The International Office (IO) at Ulm University makes sure that international exchange students have a good start and settle in well in Ulm. The IO helps the new arrivals with admission procedures, entry formalities and accommodation. It also runs orientation events and get-togethers for international students so that they can get to know the university, the local area and their fellow students. The incoming students take a four-week online preparatory course where they acquire some basic German and get introduced to things they should know about life in Germany. ‘It’s important to us that our incoming international students settle in well to living and studying in Ulm,’ explains IO staff member Na Yang, a native Chinese who has lived in Germany for 20 years and is currently also looking after the 13 students from Shanghai.
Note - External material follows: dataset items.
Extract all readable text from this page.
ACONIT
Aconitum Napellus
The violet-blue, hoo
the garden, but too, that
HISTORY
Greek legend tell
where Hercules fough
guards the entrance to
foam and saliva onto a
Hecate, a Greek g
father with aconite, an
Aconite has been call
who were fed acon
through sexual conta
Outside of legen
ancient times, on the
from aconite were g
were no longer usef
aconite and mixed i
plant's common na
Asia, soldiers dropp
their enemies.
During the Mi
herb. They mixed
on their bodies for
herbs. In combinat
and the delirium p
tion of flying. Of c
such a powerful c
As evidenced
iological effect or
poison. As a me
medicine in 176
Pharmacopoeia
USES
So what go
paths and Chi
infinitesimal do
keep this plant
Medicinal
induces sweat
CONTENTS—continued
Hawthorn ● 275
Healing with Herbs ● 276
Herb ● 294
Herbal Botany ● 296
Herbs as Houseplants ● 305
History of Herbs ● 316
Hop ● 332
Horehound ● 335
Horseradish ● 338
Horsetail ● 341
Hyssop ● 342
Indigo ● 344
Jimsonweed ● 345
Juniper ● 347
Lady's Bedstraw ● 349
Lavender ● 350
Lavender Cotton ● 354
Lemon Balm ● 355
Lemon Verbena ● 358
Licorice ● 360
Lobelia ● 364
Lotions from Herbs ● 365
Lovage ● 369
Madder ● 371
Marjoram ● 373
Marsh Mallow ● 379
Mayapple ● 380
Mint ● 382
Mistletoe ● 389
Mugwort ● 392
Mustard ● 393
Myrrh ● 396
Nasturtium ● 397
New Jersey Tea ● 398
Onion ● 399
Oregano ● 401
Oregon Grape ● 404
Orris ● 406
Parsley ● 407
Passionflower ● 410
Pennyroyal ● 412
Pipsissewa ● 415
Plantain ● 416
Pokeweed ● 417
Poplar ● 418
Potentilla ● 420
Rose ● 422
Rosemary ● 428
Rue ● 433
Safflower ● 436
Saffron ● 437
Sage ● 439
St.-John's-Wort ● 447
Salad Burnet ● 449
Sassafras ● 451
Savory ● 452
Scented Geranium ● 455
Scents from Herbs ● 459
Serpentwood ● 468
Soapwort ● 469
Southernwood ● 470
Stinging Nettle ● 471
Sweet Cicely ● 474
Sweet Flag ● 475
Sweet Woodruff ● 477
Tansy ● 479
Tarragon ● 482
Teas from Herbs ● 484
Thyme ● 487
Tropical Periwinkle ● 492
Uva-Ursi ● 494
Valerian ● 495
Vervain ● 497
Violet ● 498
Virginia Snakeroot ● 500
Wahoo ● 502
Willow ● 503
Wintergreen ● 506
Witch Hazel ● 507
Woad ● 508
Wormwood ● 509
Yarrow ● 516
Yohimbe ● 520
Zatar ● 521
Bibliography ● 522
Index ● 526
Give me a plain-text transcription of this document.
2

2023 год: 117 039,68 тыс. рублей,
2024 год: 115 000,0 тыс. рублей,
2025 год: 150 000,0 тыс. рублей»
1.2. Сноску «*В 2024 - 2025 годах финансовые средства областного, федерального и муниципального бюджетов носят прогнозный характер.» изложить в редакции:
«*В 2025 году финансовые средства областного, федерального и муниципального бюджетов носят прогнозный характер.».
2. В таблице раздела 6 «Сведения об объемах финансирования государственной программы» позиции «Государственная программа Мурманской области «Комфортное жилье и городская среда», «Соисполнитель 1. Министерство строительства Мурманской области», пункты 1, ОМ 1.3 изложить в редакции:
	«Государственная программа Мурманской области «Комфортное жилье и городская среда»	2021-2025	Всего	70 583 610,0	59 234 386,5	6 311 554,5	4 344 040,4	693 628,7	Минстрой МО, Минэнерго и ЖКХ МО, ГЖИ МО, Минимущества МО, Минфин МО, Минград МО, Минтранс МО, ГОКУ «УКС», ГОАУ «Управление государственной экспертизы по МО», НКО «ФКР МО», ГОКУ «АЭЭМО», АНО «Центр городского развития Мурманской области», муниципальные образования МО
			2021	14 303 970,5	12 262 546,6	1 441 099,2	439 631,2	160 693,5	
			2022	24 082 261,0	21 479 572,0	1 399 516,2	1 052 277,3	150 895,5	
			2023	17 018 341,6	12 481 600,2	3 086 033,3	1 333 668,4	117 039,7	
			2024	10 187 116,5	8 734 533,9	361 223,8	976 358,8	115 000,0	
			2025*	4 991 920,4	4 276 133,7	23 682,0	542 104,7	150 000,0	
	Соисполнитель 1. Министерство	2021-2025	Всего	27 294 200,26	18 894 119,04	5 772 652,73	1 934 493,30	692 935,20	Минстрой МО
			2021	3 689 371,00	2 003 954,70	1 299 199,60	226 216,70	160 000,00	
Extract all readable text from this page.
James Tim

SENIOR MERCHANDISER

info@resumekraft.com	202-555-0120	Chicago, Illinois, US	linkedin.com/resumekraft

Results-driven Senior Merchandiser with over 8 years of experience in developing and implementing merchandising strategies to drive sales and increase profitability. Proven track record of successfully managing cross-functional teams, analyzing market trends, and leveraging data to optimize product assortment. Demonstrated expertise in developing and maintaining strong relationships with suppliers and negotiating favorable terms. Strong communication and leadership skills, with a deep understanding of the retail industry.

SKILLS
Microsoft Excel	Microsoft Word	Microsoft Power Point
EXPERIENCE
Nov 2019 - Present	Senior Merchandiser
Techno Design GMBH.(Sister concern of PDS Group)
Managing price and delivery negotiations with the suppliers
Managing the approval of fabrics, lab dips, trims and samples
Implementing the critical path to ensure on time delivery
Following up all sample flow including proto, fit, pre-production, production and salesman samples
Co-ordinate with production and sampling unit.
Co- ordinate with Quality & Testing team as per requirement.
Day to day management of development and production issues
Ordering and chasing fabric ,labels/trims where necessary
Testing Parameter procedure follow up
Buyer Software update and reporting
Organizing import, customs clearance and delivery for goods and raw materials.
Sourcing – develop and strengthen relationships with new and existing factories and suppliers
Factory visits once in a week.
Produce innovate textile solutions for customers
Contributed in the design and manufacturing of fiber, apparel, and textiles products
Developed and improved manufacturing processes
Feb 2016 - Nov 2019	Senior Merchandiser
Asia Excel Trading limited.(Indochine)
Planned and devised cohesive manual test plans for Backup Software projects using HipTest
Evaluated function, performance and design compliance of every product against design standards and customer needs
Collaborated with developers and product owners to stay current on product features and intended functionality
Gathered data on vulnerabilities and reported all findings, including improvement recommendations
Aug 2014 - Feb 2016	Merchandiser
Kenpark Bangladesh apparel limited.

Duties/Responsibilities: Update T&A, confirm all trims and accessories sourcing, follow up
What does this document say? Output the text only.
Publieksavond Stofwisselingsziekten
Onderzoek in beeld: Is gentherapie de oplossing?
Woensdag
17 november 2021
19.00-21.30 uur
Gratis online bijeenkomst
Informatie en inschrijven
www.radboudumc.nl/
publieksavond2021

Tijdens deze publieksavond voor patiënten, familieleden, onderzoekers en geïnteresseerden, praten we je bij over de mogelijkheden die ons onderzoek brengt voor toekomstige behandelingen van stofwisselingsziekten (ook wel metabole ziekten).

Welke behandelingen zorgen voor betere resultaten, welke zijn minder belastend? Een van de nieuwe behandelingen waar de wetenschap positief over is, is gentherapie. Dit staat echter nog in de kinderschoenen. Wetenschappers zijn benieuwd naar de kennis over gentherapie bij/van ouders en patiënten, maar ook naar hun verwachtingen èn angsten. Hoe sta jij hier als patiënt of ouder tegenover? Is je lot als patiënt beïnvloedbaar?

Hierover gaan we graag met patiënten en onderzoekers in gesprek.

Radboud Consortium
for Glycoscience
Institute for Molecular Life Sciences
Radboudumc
Exchange students particularly like the old town and the Danube in Ulm
Life in Ulm is of course very different to that in the ‘Dragon’s Head’ or ‘Pearl of the Orient’ as the megacity Shanghai is also known. ‘There are fewer distractions in Ulm and so I’m able to really focus on my studies,’ says Yi Liu, who uses the internet to keep in touch with her family, friends and fellow students back home in China. The things Yuling Wang likes most about Ulm are the old town and the Danube. She also appreciates that each city has its own charm: ‘Life in Shanghai is much more stressful and studying is much more competitive, but there’s also more going on and it’s a great place to go out,’ she says. Yuling Wang says she misses her family a lot, but that she has already met some fellow students with whom she now goes out more often. There is also a chat group for Chinese students in Ulm where they can exchange tips and advice with one another. And if they have any questions about their studies, the faculty staff are always happy to provide further support: ‘They have all been very nice and helpful,’ say the two students.